Licensed under the GNU General Public License version 2 (only).
pagesize is 4096
pagesizemask is 0xfffffffffffff000
want 10240MB (10737418240 bytes)
got 10240MB (10737418240 bytes), trying mlock ...locked.
Loop 1/2:
Stuck Address : ok
Random Value : ok
Compare XOR : ok
Compare SUB : ok
Compare MUL : ok
Compare DIV : ok
Compare OR : ok
Compare AND : ok
Sequential Increment: ok
Solid Bits : ok
Block Sequential : ok
Checkerboard : ok
Bit Spread : ok
Bit Flip : ok
Walking Ones : ok
Walking Zeroes : ok
8-bit Writes : ok
16-bit Writes : ok
Loop 2/2:
Stuck Address : ok
Random Value : ok
Compare XOR : ok
Compare SUB : ok
Compare MUL : ok
Compare DIV : ok
Compare OR : ok
Compare AND : ok
Sequential Increment: ok
Solid Bits : ok
Block Sequential : ok
Checkerboard : ok
Bit Spread : ok
Bit Flip : sok
Walking Ones : ok
Walking Zeroes : ok
8-bit Writes : ok
16-bit Writes : ok
Done.
In the 2nd run there’s Bit Flip : sok which didn’t show in the 1st run.

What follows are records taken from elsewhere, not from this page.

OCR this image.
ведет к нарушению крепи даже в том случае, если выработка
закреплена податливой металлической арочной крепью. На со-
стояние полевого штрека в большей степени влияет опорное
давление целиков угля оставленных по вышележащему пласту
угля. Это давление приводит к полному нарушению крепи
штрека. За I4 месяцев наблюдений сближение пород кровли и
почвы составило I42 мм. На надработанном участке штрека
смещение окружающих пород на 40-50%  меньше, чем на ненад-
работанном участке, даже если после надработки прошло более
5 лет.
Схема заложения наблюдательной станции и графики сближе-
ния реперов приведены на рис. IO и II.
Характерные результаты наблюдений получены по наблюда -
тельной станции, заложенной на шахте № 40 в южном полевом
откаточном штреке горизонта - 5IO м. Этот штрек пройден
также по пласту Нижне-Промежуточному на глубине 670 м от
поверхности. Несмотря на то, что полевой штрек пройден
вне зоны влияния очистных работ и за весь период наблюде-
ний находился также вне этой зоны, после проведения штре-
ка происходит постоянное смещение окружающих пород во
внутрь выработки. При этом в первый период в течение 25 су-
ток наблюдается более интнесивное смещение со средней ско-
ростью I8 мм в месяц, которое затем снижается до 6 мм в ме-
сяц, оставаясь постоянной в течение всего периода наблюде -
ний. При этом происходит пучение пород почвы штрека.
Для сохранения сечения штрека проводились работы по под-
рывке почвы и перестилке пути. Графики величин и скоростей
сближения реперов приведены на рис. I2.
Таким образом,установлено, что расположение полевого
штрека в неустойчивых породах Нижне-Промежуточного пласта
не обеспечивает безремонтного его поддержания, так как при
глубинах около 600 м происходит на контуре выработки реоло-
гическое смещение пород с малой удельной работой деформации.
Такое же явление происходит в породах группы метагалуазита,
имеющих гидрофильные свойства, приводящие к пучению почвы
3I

Not sure how to interpret that.
@sushrutl I noticed you don’t have the latest kernel and still using 6.11.x You might want to upgrade to 6.14.0-1013-nvidia and run memtester again.
Keep in mind that Spark uses a unified memory and memtester doesn’t handle well GPU memory.
I am following up on NVIDIA case reference 251207-000476 and need guidance on how to generate the full DGX Spark Diagnostic Suite report, which is required to proceed with the replacement process. I am encountering persistent memory-related failures on my DGX Spark system. I ran multiple memtests by gradually increasing the memory coverage. Tests covering 4 GB, 16 GB, and 24 GB completed successfully, while tests covering 32 GB and 64 GB consistently failed. This behavior strongly indicates a bad or corrupted RAM region, as lower memory ranges pass reliably while higher ranges fail.
Based on these results, NVIDIA support requested submission of the full DGX Spark Diagnostic Suite report. However, I have been unable to generate this report despite trying multiple approaches. I have tried the following approaches:
/usr/local/nvidia/dgx/diagnostics/dgxdiag --full
O/P: -bash: /usr/local/nvidia/dgx/diagnostics/dgxdiag: No such file or directory
sudo nvsm show health
O/P: ERROR:nvsm:Failed to initialize NVSM: Failed to find a matching definition file for this platform. Please toggle autogenerate_pdf flag from nvsm.config for auto generating pdf.
You can find the device specifications in the first post of the same thread. I need a guidance on appropriate approach to get DGX Spark Diagnostic Suite report.
HI Sushrutl, this is currently NOT required. It will eventually be required, but not yet. Please reach out to support again, I’ll clarify this with Support team and let them know you are coming back.